Ян кивнул. Понемногу он приходил в себя. Похоже, трясло его не столько от холода, сколько от страха.
— Что это, отец? Что со мной? Это бесы? — похоже, мальчику пришла новая мысль, — Отец, я больше не буду нарушать Устав, я буду слушаться. Я буду молиться… Я не хочу быть чудовищем…
Только мысль о том, что рядом с ним находится до смерти испуганный ребенок, заставила отца Бенедикта взять себя в руки.
— Ты не в чем не виноват…
Когда успокоенный Янош уснул, свернувшись калачиком на жесткой постели отца-настоятеля, сам отец Бенедикт долго сидел, вглядываясь в черты мальчика, и чувствовал, как переворачивается в груди сердце, принимая то, что отказывался принимать разум.

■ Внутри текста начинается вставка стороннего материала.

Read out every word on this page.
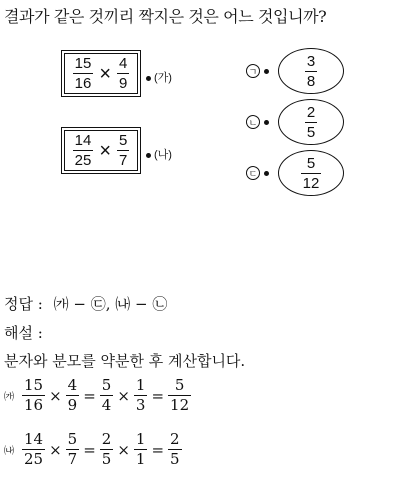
결과가 같은 것끼리 짝지은 것은 어느 것입니까?
$\frac{15}{16} \times \frac{4}{9}$	(가)
$\frac{14}{25} \times \frac{5}{7}$	(나)
ㄱ	$\frac{3}{8}$
ㄴ	$\frac{2}{5}$
ㄷ	$\frac{5}{12}$
정답 : ㈎ − ㉢, ㈏ − ㉡
해설 :
분자와 분모를 약분한 후 계산합니다.
㈎ $\frac{15}{16} \times \frac{4}{9} = \frac{5}{4} \times \frac{1}{3} = \frac{5}{12}$
㈏ $\frac{14}{25} \times \frac{5}{7} = \frac{2}{5} \times \frac{1}{1} = \frac{2}{5}$
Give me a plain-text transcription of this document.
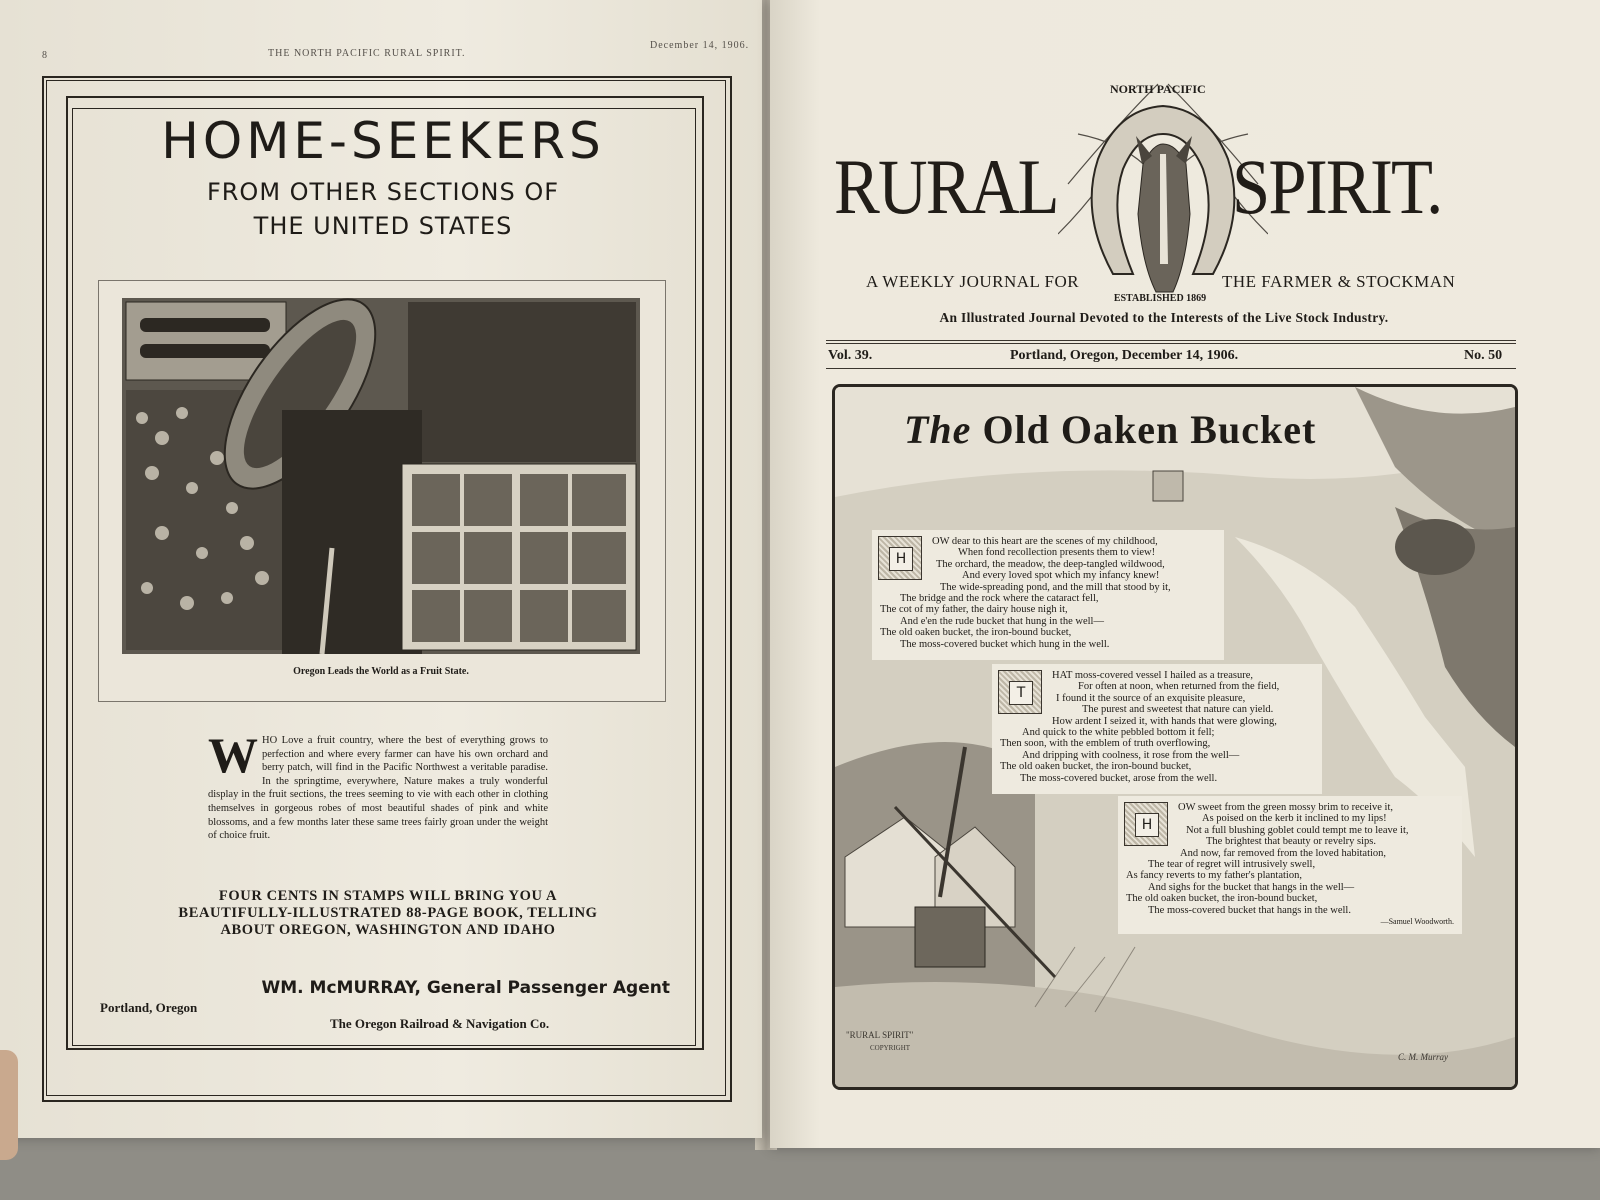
8	THE NORTH PACIFIC RURAL SPIRIT.
December 14, 1906.
HOME-SEEKERS
FROM OTHER SECTIONS OF
THE UNITED STATES
Oregon Leads the World as a Fruit State.
WHO Love a fruit country, where the best of everything grows to perfection and where every farmer can have his own orchard and berry patch, will find in the Pacific Northwest a veritable paradise. In the springtime, everywhere, Nature makes a truly wonderful display in the fruit sections, the trees seeming to vie with each other in clothing themselves in gorgeous robes of most beautiful shades of pink and white blossoms, and a few months later these same trees fairly groan under the weight of choice fruit.
FOUR CENTS IN STAMPS WILL BRING YOU A
BEAUTIFULLY-ILLUSTRATED 88-PAGE BOOK, TELLING
ABOUT OREGON, WASHINGTON AND IDAHO
WM. McMURRAY, General Passenger Agent
Portland, Oregon
The Oregon Railroad & Navigation Co.
NORTH PACIFIC
RURAL SPIRIT.
A WEEKLY JOURNAL FOR	THE FARMER & STOCKMAN
ESTABLISHED 1869
An Illustrated Journal Devoted to the Interests of the Live Stock Industry.
Vol. 39.	Portland, Oregon, December 14, 1906.	No. 50
The Old Oaken Bucket
H
OW dear to this heart are the scenes of my childhood,
When fond recollection presents them to view!
The orchard, the meadow, the deep-tangled wildwood,
And every loved spot which my infancy knew!
The wide-spreading pond, and the mill that stood by it,
The bridge and the rock where the cataract fell,
The cot of my father, the dairy house nigh it,
And e'en the rude bucket that hung in the well—
The old oaken bucket, the iron-bound bucket,
The moss-covered bucket which hung in the well.
T
HAT moss-covered vessel I hailed as a treasure,
For often at noon, when returned from the field,
I found it the source of an exquisite pleasure,
The purest and sweetest that nature can yield.
How ardent I seized it, with hands that were glowing,
And quick to the white pebbled bottom it fell;
Then soon, with the emblem of truth overflowing,
And dripping with coolness, it rose from the well—
The old oaken bucket, the iron-bound bucket,
The moss-covered bucket, arose from the well.
H
OW sweet from the green mossy brim to receive it,
As poised on the kerb it inclined to my lips!
Not a full blushing goblet could tempt me to leave it,
The brightest that beauty or revelry sips.
And now, far removed from the loved habitation,
The tear of regret will intrusively swell,
As fancy reverts to my father's plantation,
And sighs for the bucket that hangs in the well—
The old oaken bucket, the iron-bound bucket,
The moss-covered bucket that hangs in the well.
—Samuel Woodworth.
"RURAL SPIRIT"
COPYRIGHT
C. M. Murray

Ребенок, которого он знал почти с рождения, малейшие проказы которого были ему прекрасно известны… Просто ребенок, и ни одному демону не было места в его душе. Кому как не ему, исповедавшему мальчика изо дня в день, мальчика, которого он сам учил никогда не лгать, и который действительно никогда не лгал, не смотря на самые строгие наказания, — кому как не ему, отцу Бенедикту, было это знать…
И кому как не ему, монаху ордена Святого Бенедикта Римской католической церкви, было знать, какая судьба ждет Яна, если его коснется хотя бы тень подозрения…
Эта ночь стоила отцу Бенедикту первых седых волос.
Вернувшись в келью после утренней службы, он принес с собой одежду и еду, сел рядом.
Необыкновенно тихий Янош поднял на него светло-карие с прозеленью, почти желтые глаза, в глубине которых по-прежнему стоял страх. Он повзрослел за одну ночь.